In this issue of Blood, Roberts et al present a novel enzyme-linked immunosorbent assay (ELISA)–based von Willebrand factor (VWF) multiplex activity assay that accurately determines variant von Willebrand disease (VWD) phenotype.1
In the 2006 International Society on Thrombosis and Haemostasis classification of VWD, there are 3 recognized types: type 1 VWD is characterized by a partial reduction in VWF and type 3 VWD by its virtual absence. Type 2 VWD is a group of 4 qualitative variants: type 2A, characterized by loss of the most hemostatically active high molecular weight multimers; type 2B, caused by gain-of-function mutations increasing the binding of VWF to platelet glycoprotein Ib (GPIb); type 2M that results from loss-of-function mutations in the platelet binding region of VWF; and type 2N that is characterized by reduced factor VIII (FVIII) binding ability of VWF.2 More recently, type 1C VWD has also been described, which results from increased VWF clearance from the circulation.3 Accurate assignment of VWD type and subtype is not just a form of torture for junior trainees, but can influence treatment decisions and the understanding of inheritance within a family. Assigning VWD phenotype at present requires many specific assays of VWF function that are cumbersome, difficult to standardize, and available only in specialized laboratories.

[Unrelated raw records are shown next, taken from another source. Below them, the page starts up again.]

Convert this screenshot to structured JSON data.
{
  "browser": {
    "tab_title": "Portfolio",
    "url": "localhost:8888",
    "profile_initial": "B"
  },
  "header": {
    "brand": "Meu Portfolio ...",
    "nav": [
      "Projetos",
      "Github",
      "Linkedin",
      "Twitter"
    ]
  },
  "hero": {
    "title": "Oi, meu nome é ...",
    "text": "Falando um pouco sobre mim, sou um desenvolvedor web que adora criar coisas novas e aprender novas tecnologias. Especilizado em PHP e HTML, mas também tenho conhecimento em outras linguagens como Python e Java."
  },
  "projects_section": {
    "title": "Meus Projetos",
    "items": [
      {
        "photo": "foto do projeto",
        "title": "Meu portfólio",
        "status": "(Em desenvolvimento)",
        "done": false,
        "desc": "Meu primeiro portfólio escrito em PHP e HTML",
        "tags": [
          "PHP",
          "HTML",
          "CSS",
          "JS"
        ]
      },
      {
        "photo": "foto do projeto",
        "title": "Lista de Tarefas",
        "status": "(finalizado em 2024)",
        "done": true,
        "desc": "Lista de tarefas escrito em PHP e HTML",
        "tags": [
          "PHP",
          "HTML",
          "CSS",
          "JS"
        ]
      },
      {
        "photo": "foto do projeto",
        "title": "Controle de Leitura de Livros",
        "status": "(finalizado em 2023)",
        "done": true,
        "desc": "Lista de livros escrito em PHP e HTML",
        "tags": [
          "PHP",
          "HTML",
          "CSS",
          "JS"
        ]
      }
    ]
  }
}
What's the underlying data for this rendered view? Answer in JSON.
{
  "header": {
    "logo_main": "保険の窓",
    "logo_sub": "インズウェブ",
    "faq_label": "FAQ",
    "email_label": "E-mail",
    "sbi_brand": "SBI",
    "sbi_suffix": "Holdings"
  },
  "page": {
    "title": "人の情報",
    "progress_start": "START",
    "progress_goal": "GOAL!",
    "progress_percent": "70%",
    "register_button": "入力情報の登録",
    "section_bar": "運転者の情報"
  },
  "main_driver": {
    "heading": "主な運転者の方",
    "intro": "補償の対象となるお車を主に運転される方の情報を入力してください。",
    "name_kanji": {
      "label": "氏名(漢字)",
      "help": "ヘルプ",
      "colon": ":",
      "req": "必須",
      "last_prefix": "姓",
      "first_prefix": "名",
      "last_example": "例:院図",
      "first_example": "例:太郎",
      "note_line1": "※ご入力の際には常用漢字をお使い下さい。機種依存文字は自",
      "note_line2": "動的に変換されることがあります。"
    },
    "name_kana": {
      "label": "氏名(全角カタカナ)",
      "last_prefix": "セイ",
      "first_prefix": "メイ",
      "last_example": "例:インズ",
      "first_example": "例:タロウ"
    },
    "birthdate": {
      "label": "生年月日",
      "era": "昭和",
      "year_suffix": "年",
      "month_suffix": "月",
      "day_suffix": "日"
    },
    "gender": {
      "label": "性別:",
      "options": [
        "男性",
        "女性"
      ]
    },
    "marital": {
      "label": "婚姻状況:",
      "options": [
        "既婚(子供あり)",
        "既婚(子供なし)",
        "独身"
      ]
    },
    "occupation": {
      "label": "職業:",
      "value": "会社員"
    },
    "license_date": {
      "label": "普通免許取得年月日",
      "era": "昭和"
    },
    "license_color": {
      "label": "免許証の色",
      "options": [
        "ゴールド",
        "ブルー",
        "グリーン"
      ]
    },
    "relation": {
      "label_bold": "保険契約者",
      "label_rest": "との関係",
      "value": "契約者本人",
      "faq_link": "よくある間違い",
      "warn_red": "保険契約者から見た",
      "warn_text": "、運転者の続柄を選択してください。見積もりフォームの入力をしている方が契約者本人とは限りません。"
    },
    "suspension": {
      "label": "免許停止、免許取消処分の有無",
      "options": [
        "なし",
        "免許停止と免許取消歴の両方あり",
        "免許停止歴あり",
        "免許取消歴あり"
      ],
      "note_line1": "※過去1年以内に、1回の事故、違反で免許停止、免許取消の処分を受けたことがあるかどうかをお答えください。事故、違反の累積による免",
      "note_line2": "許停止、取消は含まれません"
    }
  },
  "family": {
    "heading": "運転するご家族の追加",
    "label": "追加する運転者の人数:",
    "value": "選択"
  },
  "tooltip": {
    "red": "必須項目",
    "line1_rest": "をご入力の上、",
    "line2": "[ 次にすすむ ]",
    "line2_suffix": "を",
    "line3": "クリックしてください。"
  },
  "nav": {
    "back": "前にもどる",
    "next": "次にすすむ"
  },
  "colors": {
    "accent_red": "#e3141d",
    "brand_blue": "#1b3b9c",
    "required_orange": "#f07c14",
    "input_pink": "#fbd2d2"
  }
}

As a result, repeat testing is the norm, and a definitive diagnosis can take weeks or months to achieve, or remain indefinitely elusive. The traditional VWF ristocetin cofactor (VWF:RCo) assay further highlights existing limitations with its high coefficient of variation (up to 50% in some laboratories) and inaccuracy in individuals with the common VWF A1 domain variant, D1472H.4
Therefore, the authors used samples from 160 well-characterized subjects from the Zimmerman Program for the Molecular and Clinical Biology of von Willebrand Disease to develop and validate a new assay. This included 138 VWD patients and 22 individuals with hemophilia A. The multiplex ELISA can measure all of the known hemostatic functions of VWF on a single plate, including VWF binding to platelets (using the VWF:RCo and a non–ristocetin-based mutant GPIb assay, collagen III, and FVIII (VWF:FVIIIB), as well as concentrations of VWF antigen and its propeptide (see figure). The assay had an overall accuracy of 92.5% in the study cohort for the identification of type 1C, 2A, 2B, 2M, and 2N VWD, and the authors predict an 88.1% overall accuracy in the general population. The coefficients of variation for intraplate and interplate testing were impressive at 5.2% and 14.1%, respectively.
Accurate VWD diagnosis has important clinical implications. The misdiagnosis of type 2N VWD as hemophilia A can result in the administration of a coagulation factor concentrate containing FVIII alone, rather than a VWF-containing concentrate and in inaccurate genetic counseling for families. Failure to recognize type 1C VWD or type 2B VWD could result in the inappropriate use of desmopressin with resultant bleeding from rapid VWF clearance or thrombocytopenia.
Despite the technical advantages of this new assay, and its rapid turn around time, questions remain about its widespread implementation. How will laboratories currently offering VWD testing incorporate this assay into their existing diagnostic algorithms? Will it allow smaller, less specialized laboratories to start providing VWD testing? And, if that occurs, will the impressively low coefficient of variation reported in this paper remain?
This assay has the distinct advantage of being based on the widely used ELISA platform and is quick to perform. It shows good correlation with traditional assays currently in use that are more technically challenging and it might offer cost savings by reducing the need for repeat testing. The authors’ conclusion that it should be considered for screening patients requires further consideration and study but conceivably, this assay should improve the future of VWD diagnosis.
Conflict-of-interest disclosure: P.D.J. has received research funding from Bayer, CSL Behring, and Octapharma; and honoraria for educational talks from Baxalta, CSL Behring, and Octapharma.